San Diego

City Council Passes Resolution to Create More Supportive Housing for Homeless

The city currently has about 3,000 permanent supportive housing units

The San Diego City Council passed a resolution Tuesday to create additional permanent supportive housing units in every district to address its homelessness problem.

Permanent supportive housing (PSH) was found to be the most effective intervention to address homelessness for those with significant challenges, according to the council’s staff report.

PSH units have subsidized housing and wrap-around supportive services. Households pay 30 percent of their income for rent, according to the city council.

Nearly 90 percent of households in the program do not return homelessness within a year, the staff report said.

This type of housing is relatively low in San Diego compared to other major cities. San Diego had 119 PSH units per 100,000 residents in 2017. San Francisco had 971, Washington D.C. had 961, and Boston had 722.

The Los Angeles City Council adopted a similar resolution, pledging to create thousands of new PSH units within three years.

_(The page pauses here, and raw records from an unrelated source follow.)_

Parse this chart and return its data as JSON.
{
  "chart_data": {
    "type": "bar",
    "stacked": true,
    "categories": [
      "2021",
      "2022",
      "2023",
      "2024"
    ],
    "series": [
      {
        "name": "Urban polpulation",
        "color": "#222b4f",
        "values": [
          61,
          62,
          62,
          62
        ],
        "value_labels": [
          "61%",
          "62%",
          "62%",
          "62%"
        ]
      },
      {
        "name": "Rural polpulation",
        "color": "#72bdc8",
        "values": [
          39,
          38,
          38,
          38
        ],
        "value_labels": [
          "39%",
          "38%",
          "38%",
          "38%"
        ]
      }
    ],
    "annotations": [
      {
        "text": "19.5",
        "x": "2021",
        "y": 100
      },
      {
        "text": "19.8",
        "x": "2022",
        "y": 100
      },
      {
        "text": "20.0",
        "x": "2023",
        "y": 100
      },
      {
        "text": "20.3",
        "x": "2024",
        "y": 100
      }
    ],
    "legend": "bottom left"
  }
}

It had 198 PSH units per 100,000 residents.

San Diego’s resolution promised to create at least 140 new PSH units in every district.

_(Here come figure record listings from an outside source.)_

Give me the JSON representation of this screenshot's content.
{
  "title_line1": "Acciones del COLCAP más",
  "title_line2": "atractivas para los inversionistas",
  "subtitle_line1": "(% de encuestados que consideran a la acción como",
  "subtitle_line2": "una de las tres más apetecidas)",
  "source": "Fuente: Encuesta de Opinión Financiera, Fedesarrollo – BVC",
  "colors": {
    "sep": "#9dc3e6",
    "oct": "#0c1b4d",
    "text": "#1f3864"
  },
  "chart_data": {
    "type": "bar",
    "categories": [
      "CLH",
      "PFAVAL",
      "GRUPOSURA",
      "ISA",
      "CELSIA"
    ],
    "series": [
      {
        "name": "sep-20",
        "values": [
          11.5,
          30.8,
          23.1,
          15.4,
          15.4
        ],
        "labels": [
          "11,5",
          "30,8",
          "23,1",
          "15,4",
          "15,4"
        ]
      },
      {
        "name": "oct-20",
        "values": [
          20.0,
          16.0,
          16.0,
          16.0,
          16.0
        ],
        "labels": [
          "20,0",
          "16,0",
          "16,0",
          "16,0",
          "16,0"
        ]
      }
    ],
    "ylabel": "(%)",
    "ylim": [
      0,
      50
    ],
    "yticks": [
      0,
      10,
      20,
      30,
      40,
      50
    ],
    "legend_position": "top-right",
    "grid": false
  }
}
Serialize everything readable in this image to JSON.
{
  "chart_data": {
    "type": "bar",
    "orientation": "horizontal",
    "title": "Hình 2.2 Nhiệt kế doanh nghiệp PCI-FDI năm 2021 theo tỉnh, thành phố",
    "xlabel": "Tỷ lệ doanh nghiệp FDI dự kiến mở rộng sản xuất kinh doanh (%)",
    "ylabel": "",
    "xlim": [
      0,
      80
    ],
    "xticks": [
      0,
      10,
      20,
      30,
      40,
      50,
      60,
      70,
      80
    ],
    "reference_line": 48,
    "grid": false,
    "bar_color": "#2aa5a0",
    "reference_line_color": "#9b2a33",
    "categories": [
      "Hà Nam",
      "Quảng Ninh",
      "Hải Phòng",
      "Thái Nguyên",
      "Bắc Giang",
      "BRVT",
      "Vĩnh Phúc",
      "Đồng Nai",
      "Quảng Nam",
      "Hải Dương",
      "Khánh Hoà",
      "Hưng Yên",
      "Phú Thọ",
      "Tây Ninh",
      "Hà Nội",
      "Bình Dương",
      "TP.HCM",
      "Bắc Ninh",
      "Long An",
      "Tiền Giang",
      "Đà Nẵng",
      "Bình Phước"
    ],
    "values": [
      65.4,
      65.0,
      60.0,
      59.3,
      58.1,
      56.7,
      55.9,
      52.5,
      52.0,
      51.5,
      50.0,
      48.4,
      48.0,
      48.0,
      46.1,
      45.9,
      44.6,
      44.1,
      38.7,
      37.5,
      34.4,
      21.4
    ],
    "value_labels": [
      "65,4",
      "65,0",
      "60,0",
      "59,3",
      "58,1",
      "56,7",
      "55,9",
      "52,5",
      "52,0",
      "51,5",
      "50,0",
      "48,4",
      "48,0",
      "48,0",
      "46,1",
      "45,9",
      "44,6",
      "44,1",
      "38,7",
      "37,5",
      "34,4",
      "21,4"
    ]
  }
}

The San Diego Housing Commission’s Housing First San Diego plan set a goal to create 500 new PSH units between 2018 and 2020.

A Point-in-Time Count census showed 1,227 chronically homeless households within the City of San Diego in 2018.

Districts 1, 2, and 5 had no PSH units, according to the census. District 3 had the most with 1,093 PSH units.

The city currently has nearly 3,000 PSH units already, the staff report said.

The State of California has more than $32 million to spend on homeless solutions in the San Diego area. The county can also compete for millions more for affordable housing developments, according to the city council.

The Select Committee on Homelessness Committee sent the proposal to the full city council on July 30, 2018.

The city council vote Tuesday was unanimous.